Outer Diameter – Options include 0.50”, 0.75”, 1.25”, and 1.375” OD.

The 0.50” size is a relatively new design and is great for applications with extreme space restraints. AAA battery packs are used in the 0.50” OD tool, which means the tool can only be run for a short period of time of 1 week or less.

The 0.75” size is our most economical package and works well for gauge carrier, coiled tubing, and DST operations. AA battery packs are used in the 0.75” OD tools, which limits the duration the tool can be “on” downhole, typically no more than 2 to 3 months.

DataCan now offers four different 0.75” OD packages. The 0.75” classic gauge is characterized by its o-ring sealed sensor; a very simple and reliable design. When additional memory is required, the 0.75” gauge with 4 million sample capacity is also available. It has expanded memory which allows for a high sample rate for an extended period of time.

The 0.75” welded piezo is characterized by its electron beam welded sensor and high pressure rating. And lastly, the 0.75” piezo with accelerometer is also available. Similar to the classic gauge but with an accelerometer sensor to measure any vibrations downhole.

The 1.25” gauge has a larger diameter barrel which allows for a large enough battery to run the gauge for a long duration job. DataCan offers four different 1.25” OD packages. The 1.25” classic gauge is characterized by its o-ring sealed sensor. The battery pack and housing for this tool is considered a standard or basic; a good economy tool.
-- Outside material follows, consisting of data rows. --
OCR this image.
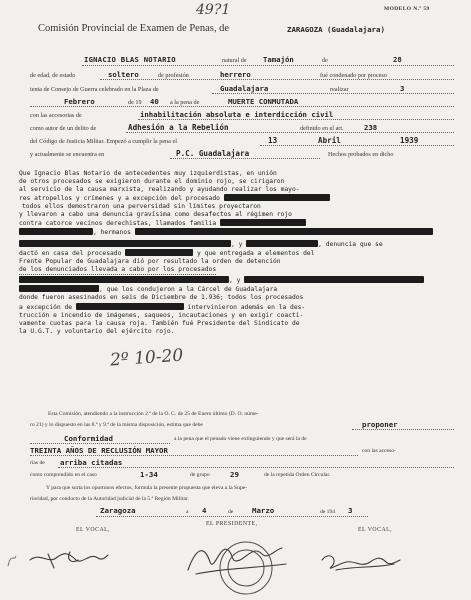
49?1	MODELO N.º 59
Comisión Provincial de Examen de Penas, de	ZARAGOZA (Guadalajara)
IGNACIO BLAS NOTARIO	natural de Tamajón	de	28
de edad, de estado	soltero	de profesión	herrero	fué condenado por proceso
tenta de Consejo de Guerra celebrado en la Plaza de	Guadalajara	realizar	3
Febrero	de 19 40 a la pena de	MUERTE CONMUTADA
con las accesorias de	inhabilitación absoluta e interdicción civil
como autor de un delito de	Adhesión a la Rebelión	definido en el art.	238
del Código de Justicia Militar. Empezó a cumplir la pena el	13	Abril	1939
y actualmente se encuentra en	P.C. Guadalajara	Hechos probados en dicho
Que Ignacio Blas Notario de antecedentes muy izquierdistas, en unión
de otros procesados se exigieron durante el dominio rojo, se cirigaron
al servicio de la causa marxista, realizando y ayudando realizar los mayo-
res atropellos y crímenes y a excepción del procesado
todos ellos demostraron una perversidad sin límites proyectaron
y llevaron a cabo una denuncia gravísima como desafectos al régimen rojo
contra catorce vecinos derechistas, llamados familia
, hermanos
, y	, denuncia que se
dactó en casa del procesado	y que entregada a elementos del
Frente Popular de Guadalajara dió por resultado la orden de detención
de los denunciados llevada a cabo por los procesados
, y
, que los condujeron a la Cárcel de Guadalajara
donde fueron asesinados en seis de Diciembre de 1.936; todos los procesados
a excepción de	intervinieron además en la des-
trucción e incendio de imágenes, saqueos, incautaciones y en exigir coacti-
vamente cuotas para la causa roja. También fué Presidente del Sindicato de
la U.G.T. y voluntario del ejército rojo.
2º 10-20
Esta Comisión, atendiendo a la instrucción 2.ª de la O. C. de 25 de Enero último (D. O. núme-
ro 21) y lo dispuesto en las 8.ª y 9.ª de la misma disposición, estima que debe	proponer
Conformidad	a la pena que el penado viene extinguiendo y que será la de
TREINTA AÑOS DE RECLUSIÓN MAYOR	con las acceso-
rias de arriba citadas
como comprendido en el caso	1-34	de grupo	29	de la repetida Orden Circular.
Y para que surta los oportunos efectos, formula la presente propuesta que eleva a la Supe-
rioridad, por conducto de la Autoridad judicial de la 5.ª Región Militar.
Zaragoza	a 4	de	Marzo	de 194 3
EL VOCAL,
EL PRESIDENTE,
EL VOCAL,
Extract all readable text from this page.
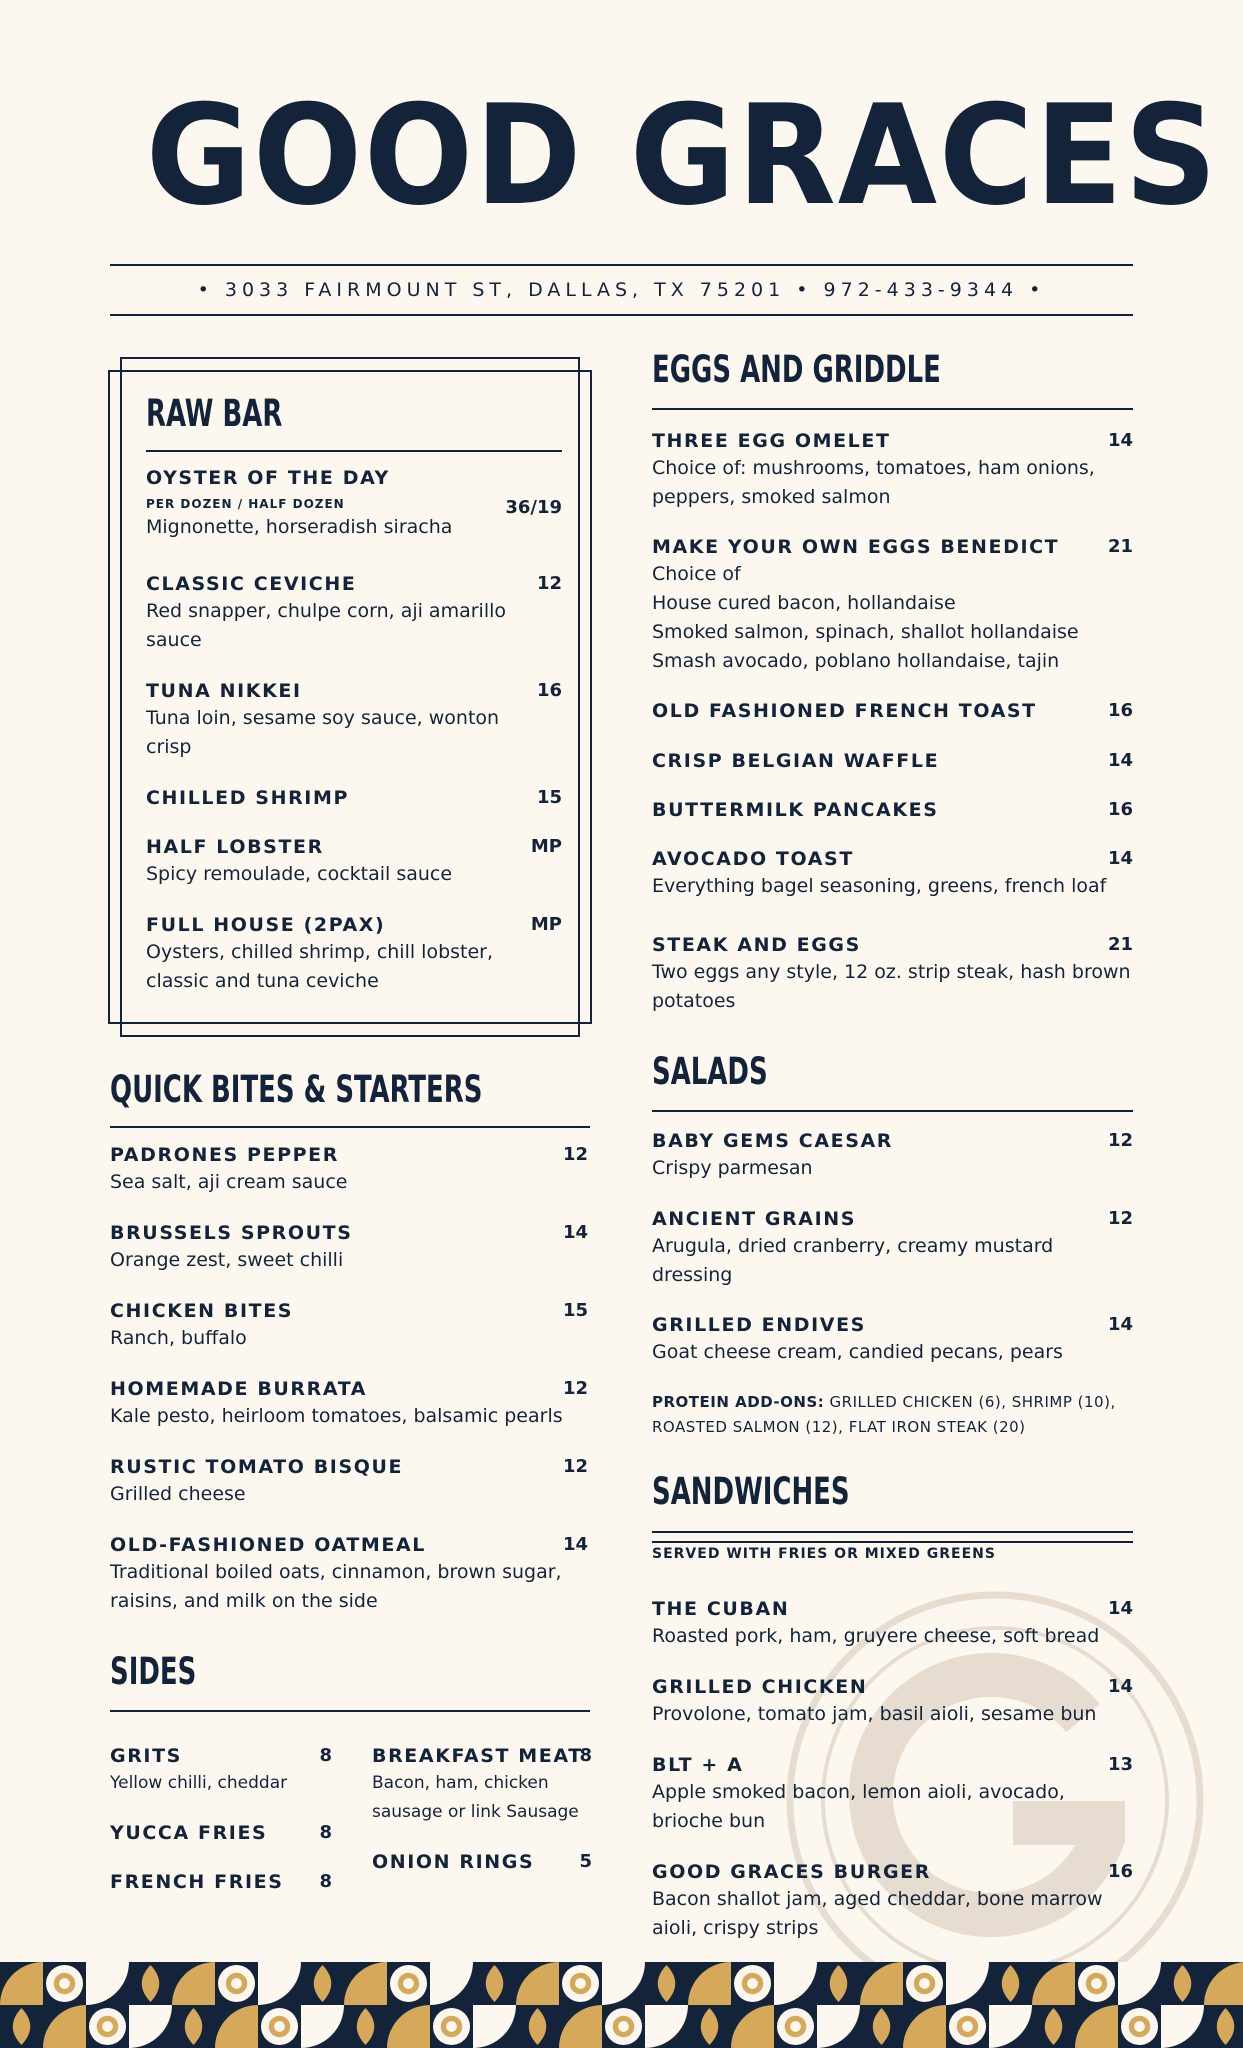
GOOD GRACES
• 3033 FAIRMOUNT ST, DALLAS, TX 75201 • 972-433-9344 •
RAW BAR
OYSTER OF THE DAY
PER DOZEN / HALF DOZEN	36/19
Mignonette, horseradish siracha
CLASSIC CEVICHE	12
Red snapper, chulpe corn, aji amarillo
sauce
TUNA NIKKEI	16
Tuna loin, sesame soy sauce, wonton
crisp
CHILLED SHRIMP	15
HALF LOBSTER	MP
Spicy remoulade, cocktail sauce
FULL HOUSE (2PAX)	MP
Oysters, chilled shrimp, chill lobster,
classic and tuna ceviche
QUICK BITES & STARTERS
PADRONES PEPPER	12
Sea salt, aji cream sauce
BRUSSELS SPROUTS	14
Orange zest, sweet chilli
CHICKEN BITES	15
Ranch, buffalo
HOMEMADE BURRATA	12
Kale pesto, heirloom tomatoes, balsamic pearls
RUSTIC TOMATO BISQUE	12
Grilled cheese
OLD-FASHIONED OATMEAL	14
Traditional boiled oats, cinnamon, brown sugar,
raisins, and milk on the side
SIDES
GRITS	8
Yellow chilli, cheddar
YUCCA FRIES	8
FRENCH FRIES	8
BREAKFAST MEAT
8
Bacon, ham, chicken
sausage or link Sausage
ONION RINGS	5
EGGS AND GRIDDLE
THREE EGG OMELET	14
Choice of: mushrooms, tomatoes, ham onions,
peppers, smoked salmon
MAKE YOUR OWN EGGS BENEDICT	21
Choice of
House cured bacon, hollandaise
Smoked salmon, spinach, shallot hollandaise
Smash avocado, poblano hollandaise, tajin
OLD FASHIONED FRENCH TOAST	16
CRISP BELGIAN WAFFLE	14
BUTTERMILK PANCAKES	16
AVOCADO TOAST	14
Everything bagel seasoning, greens, french loaf
STEAK AND EGGS	21
Two eggs any style, 12 oz. strip steak, hash brown
potatoes
SALADS
BABY GEMS CAESAR	12
Crispy parmesan
ANCIENT GRAINS	12
Arugula, dried cranberry, creamy mustard
dressing
GRILLED ENDIVES	14
Goat cheese cream, candied pecans, pears
PROTEIN ADD-ONS: GRILLED CHICKEN (6), SHRIMP (10),
ROASTED SALMON (12), FLAT IRON STEAK (20)
SANDWICHES
SERVED WITH FRIES OR MIXED GREENS
THE CUBAN	14
Roasted pork, ham, gruyere cheese, soft bread
GRILLED CHICKEN	14
Provolone, tomato jam, basil aioli, sesame bun
BLT + A	13
Apple smoked bacon, lemon aioli, avocado,
brioche bun
GOOD GRACES BURGER	16
Bacon shallot jam, aged cheddar, bone marrow
aioli, crispy strips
The Welded III design is very similar to the 1.25” classic design, but in this case, the sensor is welded. Over time, DataCan will phase out the original 1.25” and replace it with the Welded III package. The 1.25” Welded Piezo RTD design has a RTD sensor for fast temperature sensing. It has a higher reliability with its shock mounted electronics and electron beam welded pressure sensor.

The 1.375” Welded Piezo IV is our flagship piezo tool. This tool is rugged and robust. It has all of the best design characteristics in mind. The sensor is welded and available for easy maintenance. The board is shock mounted for vibration and drops. The “C” sized battery pack is locking and large enough for long duration jobs. And the three o-rings and metal to metal seal prevent leaks from entering. This is DataCan’s most robust piezo pressure gauge.